In 1939 Flight Lieutenant Wilson was recalled to active duty. He was assigned as Commanding Officer, Aerodynamic Flight, RAE Farnborough, and also flew with No. 74 Fighter Squadron at Biggin Hill. On 1 September 1940, Wilson was promoted to the rank of Squadron Leader. In 1941, Wilson was appointed chief test pilot at the Royal Aircraft Establishment and was responsible for testing all captured enemy aircraft. He was promoted to Wing Commander, 20 August 1945.
Squadron Leader Hugh J. Wilson, A.F.C. and Bar, in the cockpit of a captured Focke-Wulf Fw 190A 3, W.Nr. 313, in RAF markings as MP499, August 1942. (Detail from Imperial War Museum photograph)Commander of the Order of the British Empire Medal with Military Division Ribbon. (Wikipedia)
Wing Commander Hugh Joseph Wilson, A.F.C. and Two Bars, Royal Air Force, was named Commander of the Most Excellent Order of the British Empire (C.B.E.) in the King’s Birthday Honours List, 13 June 1946.
On 22 February 1947, Wing Commander Wilson married Mrs.

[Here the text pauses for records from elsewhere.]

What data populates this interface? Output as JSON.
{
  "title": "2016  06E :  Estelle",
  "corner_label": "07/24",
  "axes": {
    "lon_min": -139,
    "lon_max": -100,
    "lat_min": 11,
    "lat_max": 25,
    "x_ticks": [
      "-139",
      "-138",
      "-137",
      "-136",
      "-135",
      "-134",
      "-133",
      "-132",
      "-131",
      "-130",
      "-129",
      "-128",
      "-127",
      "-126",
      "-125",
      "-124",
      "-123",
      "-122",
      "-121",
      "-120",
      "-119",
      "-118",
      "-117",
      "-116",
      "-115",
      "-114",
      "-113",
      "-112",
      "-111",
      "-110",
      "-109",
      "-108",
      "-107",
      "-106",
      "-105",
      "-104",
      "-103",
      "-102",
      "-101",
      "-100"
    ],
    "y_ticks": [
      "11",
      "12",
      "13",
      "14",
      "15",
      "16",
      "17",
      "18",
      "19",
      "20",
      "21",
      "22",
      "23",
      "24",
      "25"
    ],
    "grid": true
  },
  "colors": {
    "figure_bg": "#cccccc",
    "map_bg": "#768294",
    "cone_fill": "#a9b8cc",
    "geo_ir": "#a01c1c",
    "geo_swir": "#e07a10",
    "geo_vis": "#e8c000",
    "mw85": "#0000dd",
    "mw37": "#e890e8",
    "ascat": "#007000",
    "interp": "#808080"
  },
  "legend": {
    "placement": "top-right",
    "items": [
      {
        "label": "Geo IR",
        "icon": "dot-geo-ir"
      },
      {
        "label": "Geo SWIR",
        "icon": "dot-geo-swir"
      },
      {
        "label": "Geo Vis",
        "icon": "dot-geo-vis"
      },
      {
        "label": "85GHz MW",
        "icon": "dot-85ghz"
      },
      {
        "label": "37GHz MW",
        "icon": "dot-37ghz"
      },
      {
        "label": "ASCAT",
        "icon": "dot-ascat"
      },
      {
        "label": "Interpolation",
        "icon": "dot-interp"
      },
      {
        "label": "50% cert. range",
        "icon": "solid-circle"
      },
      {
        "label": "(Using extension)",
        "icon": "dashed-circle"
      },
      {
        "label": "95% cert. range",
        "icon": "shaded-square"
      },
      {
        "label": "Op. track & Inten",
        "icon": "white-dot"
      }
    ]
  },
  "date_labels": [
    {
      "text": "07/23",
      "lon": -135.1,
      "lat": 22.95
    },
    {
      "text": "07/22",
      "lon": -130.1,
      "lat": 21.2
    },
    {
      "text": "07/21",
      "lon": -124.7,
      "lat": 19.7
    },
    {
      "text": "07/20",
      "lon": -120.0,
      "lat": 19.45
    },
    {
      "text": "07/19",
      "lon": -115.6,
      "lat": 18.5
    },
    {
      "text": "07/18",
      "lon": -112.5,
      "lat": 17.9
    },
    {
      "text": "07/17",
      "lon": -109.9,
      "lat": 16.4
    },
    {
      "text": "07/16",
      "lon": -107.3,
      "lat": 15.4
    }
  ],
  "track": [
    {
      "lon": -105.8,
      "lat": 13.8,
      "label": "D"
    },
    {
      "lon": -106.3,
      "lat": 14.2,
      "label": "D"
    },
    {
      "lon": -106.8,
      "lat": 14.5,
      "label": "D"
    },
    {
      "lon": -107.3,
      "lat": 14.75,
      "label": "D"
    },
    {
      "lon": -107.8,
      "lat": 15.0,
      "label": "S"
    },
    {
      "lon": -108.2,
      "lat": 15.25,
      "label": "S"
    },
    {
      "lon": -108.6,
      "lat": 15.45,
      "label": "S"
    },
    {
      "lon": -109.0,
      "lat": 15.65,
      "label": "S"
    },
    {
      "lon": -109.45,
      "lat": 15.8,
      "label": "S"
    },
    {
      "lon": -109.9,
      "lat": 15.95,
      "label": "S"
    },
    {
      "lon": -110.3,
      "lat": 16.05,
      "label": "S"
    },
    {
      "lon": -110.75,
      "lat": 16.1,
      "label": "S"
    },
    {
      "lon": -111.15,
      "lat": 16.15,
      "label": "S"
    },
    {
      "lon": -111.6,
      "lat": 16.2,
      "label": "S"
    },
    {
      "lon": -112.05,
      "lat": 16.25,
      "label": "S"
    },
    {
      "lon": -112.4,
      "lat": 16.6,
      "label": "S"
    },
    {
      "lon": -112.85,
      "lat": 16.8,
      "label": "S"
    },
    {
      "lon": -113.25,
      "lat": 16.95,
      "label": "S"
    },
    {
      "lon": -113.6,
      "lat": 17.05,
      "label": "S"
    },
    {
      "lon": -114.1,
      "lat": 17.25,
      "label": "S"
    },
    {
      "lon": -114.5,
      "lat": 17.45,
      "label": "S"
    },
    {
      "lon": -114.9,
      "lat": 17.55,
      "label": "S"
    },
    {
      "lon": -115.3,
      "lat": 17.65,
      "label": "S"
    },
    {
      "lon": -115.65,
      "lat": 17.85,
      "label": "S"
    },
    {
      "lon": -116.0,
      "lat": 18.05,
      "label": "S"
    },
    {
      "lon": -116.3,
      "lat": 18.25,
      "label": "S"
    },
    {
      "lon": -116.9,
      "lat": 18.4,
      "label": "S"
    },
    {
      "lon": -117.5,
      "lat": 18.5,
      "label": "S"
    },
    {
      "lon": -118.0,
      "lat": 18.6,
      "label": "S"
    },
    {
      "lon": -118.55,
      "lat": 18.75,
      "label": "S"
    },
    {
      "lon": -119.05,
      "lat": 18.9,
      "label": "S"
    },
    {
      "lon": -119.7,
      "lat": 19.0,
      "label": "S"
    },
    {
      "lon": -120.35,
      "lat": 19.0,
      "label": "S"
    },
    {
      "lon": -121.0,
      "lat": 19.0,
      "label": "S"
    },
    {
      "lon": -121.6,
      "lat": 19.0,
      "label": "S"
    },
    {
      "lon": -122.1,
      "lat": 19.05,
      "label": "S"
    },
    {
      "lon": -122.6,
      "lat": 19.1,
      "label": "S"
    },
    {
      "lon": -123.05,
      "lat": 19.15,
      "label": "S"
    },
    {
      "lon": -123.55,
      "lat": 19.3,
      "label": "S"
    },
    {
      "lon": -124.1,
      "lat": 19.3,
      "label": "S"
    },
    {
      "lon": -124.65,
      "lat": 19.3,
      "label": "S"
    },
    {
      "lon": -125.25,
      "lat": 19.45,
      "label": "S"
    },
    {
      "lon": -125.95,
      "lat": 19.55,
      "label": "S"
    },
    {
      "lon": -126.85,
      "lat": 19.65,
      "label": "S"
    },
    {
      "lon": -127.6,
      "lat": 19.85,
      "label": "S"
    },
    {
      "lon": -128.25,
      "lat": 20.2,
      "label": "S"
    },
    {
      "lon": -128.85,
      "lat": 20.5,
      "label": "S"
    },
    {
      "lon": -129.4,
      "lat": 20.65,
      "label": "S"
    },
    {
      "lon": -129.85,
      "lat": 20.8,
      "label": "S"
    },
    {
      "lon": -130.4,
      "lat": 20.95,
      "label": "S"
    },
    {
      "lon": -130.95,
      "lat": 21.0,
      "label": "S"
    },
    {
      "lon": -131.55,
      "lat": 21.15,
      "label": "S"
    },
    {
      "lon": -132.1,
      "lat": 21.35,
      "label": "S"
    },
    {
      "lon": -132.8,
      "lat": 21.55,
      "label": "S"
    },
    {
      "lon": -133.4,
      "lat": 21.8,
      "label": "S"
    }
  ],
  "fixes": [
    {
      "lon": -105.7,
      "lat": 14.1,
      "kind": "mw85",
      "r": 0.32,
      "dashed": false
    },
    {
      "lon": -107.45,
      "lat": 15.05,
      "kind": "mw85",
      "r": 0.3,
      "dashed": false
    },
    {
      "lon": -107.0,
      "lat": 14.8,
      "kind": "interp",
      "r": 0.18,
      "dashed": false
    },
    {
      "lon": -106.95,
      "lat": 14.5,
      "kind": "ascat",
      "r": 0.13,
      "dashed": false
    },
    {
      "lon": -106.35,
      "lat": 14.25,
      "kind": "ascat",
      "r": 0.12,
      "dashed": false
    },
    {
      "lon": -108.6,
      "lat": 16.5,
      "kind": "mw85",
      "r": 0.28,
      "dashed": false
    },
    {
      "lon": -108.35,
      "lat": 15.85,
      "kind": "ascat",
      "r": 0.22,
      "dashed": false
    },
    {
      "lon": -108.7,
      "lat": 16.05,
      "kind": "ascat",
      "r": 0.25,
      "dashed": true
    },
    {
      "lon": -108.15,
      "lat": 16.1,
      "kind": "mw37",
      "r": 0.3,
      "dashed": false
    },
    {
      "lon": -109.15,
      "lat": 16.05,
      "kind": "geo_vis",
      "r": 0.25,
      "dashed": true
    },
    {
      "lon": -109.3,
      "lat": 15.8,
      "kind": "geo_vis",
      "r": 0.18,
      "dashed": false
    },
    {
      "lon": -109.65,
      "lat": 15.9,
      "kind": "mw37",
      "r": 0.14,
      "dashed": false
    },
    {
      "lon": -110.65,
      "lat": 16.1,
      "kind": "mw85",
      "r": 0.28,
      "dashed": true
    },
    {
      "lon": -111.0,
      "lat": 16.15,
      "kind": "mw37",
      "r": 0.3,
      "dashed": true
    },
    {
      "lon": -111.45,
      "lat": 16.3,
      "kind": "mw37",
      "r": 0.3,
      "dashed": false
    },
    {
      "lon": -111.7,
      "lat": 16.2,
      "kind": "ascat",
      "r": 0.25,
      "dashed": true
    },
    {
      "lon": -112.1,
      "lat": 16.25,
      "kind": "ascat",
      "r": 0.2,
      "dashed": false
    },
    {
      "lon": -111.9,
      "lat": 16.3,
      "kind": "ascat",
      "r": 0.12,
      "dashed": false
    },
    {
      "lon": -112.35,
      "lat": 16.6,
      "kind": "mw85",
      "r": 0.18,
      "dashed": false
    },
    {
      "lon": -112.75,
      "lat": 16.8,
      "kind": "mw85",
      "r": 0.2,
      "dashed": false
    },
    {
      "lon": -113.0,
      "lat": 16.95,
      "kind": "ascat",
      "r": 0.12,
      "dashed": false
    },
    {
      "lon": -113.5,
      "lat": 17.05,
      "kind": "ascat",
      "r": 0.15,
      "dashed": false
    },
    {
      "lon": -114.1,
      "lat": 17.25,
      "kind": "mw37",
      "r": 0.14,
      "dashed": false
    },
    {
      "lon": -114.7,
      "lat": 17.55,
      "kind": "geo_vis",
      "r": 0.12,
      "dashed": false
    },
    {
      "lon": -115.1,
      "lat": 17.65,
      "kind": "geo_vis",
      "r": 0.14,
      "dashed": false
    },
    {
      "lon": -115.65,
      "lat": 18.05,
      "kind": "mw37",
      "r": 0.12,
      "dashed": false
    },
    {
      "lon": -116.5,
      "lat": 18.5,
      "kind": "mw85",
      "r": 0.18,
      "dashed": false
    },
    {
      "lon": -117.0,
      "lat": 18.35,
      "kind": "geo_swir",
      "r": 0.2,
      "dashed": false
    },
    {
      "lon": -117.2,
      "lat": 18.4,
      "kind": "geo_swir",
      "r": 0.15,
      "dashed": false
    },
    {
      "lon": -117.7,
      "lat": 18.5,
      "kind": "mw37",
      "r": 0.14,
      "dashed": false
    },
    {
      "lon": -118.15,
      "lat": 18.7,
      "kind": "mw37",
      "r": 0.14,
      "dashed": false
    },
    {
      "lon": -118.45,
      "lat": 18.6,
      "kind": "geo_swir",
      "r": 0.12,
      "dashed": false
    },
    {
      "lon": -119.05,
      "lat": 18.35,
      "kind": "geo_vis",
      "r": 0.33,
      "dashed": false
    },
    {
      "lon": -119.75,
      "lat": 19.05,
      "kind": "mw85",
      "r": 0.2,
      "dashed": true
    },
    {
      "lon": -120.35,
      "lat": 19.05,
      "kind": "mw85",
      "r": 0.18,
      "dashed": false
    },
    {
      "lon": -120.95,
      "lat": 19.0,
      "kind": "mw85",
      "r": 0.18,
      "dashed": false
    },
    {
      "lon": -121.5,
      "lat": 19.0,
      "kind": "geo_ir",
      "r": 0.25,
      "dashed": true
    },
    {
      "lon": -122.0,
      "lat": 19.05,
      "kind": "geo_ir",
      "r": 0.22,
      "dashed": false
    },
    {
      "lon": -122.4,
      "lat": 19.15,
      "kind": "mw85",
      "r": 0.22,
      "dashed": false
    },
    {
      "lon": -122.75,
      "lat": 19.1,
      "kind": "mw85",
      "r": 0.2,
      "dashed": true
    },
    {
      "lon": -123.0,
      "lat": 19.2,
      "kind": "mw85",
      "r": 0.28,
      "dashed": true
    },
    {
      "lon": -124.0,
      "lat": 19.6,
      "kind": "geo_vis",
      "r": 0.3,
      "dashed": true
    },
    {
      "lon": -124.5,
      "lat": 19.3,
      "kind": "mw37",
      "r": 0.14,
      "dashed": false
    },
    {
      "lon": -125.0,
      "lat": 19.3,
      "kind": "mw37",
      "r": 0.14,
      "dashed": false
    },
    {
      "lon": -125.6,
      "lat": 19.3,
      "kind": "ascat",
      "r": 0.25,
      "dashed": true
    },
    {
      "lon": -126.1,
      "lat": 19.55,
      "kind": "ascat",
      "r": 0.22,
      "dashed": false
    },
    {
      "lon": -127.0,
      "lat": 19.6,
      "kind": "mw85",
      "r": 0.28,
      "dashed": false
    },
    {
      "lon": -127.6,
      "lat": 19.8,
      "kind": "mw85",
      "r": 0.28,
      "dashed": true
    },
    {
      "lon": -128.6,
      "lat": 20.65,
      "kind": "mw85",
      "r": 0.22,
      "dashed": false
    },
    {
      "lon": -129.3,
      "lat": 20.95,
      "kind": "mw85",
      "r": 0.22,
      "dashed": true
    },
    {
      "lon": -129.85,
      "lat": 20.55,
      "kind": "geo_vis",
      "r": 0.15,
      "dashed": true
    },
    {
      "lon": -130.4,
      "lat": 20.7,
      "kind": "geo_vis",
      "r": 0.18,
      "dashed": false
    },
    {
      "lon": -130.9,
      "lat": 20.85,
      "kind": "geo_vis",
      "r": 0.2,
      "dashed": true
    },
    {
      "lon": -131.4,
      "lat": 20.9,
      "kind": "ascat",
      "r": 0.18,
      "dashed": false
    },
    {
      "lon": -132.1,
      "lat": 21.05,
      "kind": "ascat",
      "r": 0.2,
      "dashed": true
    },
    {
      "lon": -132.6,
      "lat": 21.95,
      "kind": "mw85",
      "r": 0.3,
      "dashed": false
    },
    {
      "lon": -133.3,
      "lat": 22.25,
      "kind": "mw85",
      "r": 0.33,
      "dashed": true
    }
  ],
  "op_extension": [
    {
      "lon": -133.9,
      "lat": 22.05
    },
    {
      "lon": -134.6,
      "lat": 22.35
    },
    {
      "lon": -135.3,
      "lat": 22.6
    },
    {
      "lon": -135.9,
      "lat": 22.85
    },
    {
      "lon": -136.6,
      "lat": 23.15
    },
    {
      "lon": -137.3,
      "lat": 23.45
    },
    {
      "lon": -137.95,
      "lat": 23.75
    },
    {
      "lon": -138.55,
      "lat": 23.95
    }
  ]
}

Moira Garnham (the former Miss Thom Isobel Moira Sergeant). They had one son. On 4 December 1959, he married Miss Patricia Frances Stanley Warren. They had two children.
Wing Commander Hugh J. Wilson retired from the Royal Air Force at his request 20 June 1948, with the rank of Group Captain. He died at Westminster, London 5 September 1990 at the age of 82 years.
Gloster Chief Test Pilot Eric Stanley “Terry” Greenwood (29 November 1908–February 1979) was the first pilot to exceed 600 miles per hour, while test flying the Meteors. He was appointed an Officer of the Most Excellent Order of the British Empire (O.B.E.) in the King’s Birthday Honours List, 13 June 1946.